Marvin avait vraiment hésité. L’approche du MKS Miedź Legnica, club ambitieux de deuxième division polonaise, n’avait rien d’une rumeur légère lancée pour faire monter les enchères. Il y avait une offre, un projet, et surtout cette promesse d’un nouveau départ ailleurs, loin des contraintes financières de la RAAL La Louvière. Après avoir ramené les Loups en Challenger Pro League, le coach français savait que la saison suivante serait plus dure que la précédente. Remonter était une chose. Exister à l’étage supérieur avec un effectif déjà menacé par les départs en était une autre. Alors, pendant quelques jours, l’idée de partir l’avait accompagné comme une tentation raisonnable.

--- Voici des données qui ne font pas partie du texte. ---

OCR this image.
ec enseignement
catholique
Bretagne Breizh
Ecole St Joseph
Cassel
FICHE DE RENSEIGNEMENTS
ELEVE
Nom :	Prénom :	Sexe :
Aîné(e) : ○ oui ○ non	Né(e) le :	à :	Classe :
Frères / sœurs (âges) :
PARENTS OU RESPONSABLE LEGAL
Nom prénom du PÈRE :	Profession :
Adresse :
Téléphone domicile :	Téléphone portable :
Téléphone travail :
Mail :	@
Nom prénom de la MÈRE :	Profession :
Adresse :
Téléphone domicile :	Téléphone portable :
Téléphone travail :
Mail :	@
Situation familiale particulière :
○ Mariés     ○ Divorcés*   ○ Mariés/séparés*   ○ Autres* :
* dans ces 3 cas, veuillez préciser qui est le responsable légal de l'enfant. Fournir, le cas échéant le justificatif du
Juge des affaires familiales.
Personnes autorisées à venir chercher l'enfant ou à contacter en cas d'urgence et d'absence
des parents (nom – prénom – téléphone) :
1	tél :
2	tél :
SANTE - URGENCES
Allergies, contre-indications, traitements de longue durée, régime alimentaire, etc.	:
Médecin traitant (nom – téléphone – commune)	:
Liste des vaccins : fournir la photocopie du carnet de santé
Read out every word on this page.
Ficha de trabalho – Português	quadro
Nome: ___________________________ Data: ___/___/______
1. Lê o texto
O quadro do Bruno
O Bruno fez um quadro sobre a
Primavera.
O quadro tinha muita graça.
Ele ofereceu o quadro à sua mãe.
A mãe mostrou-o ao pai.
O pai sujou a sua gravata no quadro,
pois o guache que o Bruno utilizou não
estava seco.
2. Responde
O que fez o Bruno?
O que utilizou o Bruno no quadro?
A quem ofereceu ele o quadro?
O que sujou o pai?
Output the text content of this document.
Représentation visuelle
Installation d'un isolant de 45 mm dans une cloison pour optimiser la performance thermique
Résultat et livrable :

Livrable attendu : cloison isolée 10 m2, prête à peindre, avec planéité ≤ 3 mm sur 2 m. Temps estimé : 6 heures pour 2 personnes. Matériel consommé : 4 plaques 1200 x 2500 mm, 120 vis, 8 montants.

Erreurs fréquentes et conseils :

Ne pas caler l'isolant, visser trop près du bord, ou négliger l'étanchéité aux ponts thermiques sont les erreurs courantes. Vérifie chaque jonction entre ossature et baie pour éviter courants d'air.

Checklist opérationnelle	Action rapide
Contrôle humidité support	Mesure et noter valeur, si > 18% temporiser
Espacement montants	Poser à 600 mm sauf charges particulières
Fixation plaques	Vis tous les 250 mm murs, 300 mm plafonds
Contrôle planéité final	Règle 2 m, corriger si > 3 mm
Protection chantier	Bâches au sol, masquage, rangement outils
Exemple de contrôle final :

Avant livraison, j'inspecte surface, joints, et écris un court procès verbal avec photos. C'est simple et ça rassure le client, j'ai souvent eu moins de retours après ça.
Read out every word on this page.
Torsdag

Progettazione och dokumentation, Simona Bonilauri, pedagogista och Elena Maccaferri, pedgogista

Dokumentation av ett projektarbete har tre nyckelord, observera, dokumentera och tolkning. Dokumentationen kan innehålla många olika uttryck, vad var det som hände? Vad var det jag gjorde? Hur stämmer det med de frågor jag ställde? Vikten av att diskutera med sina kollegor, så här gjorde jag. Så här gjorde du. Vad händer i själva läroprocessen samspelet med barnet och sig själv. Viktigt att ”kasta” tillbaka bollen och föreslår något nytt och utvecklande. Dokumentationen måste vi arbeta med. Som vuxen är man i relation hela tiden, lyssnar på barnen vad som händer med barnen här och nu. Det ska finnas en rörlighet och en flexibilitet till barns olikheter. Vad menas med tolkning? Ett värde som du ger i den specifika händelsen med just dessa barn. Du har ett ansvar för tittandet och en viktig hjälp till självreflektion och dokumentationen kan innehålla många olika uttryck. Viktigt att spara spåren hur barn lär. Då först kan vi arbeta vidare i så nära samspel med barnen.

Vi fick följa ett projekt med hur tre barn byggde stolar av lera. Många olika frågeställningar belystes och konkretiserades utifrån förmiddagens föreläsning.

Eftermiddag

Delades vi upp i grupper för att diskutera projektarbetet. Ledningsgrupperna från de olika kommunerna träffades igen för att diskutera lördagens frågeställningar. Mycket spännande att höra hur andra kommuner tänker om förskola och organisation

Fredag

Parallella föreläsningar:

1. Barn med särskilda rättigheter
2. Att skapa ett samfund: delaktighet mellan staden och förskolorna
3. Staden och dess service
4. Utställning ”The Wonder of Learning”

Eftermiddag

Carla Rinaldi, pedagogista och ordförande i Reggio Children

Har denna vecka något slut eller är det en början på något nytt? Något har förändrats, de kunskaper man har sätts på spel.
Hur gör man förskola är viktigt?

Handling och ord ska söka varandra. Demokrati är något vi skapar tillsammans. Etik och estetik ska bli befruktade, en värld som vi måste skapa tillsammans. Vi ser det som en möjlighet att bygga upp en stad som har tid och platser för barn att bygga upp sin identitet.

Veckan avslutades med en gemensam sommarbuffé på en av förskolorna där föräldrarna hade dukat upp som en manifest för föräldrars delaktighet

Le rendez-vous avec José Soares et Bram Van der Meulen devait permettre de clarifier les choses. José posa rapidement le cadre : Marvin était convoité, il avait une offre concrète sur la table, et il ne voulait pas s’engager dans une deuxième saison sans garanties. Le directeur sportif de la RAAL ne tergiversa pas. Il annonça que le club avait décidé d’exercer l’option d’un an prévue dans le contrat du coach en cas de montée. La décision était donc prise, presque avant que Marvin ait réellement eu le temps de peser son avenir à voix haute. Van der Meulen le regarda ensuite avec sérieux, conscient que la nouvelle ne suffisait pas à régler le fond du problème.
« On devra probablement vendre encore un ou deux joueurs » expliqua-t-il. « Je ne vais pas te mentir. Mais ces ventes doivent justement nous donner une latitude financière pour bouger sur le mercato. L’idée n’est pas de t’envoyer en Challenger Pro League avec un groupe affaibli. L’idée, c’est de construire un effectif cohérent, peut-être moins clinquant, mais capable de tenir la route. »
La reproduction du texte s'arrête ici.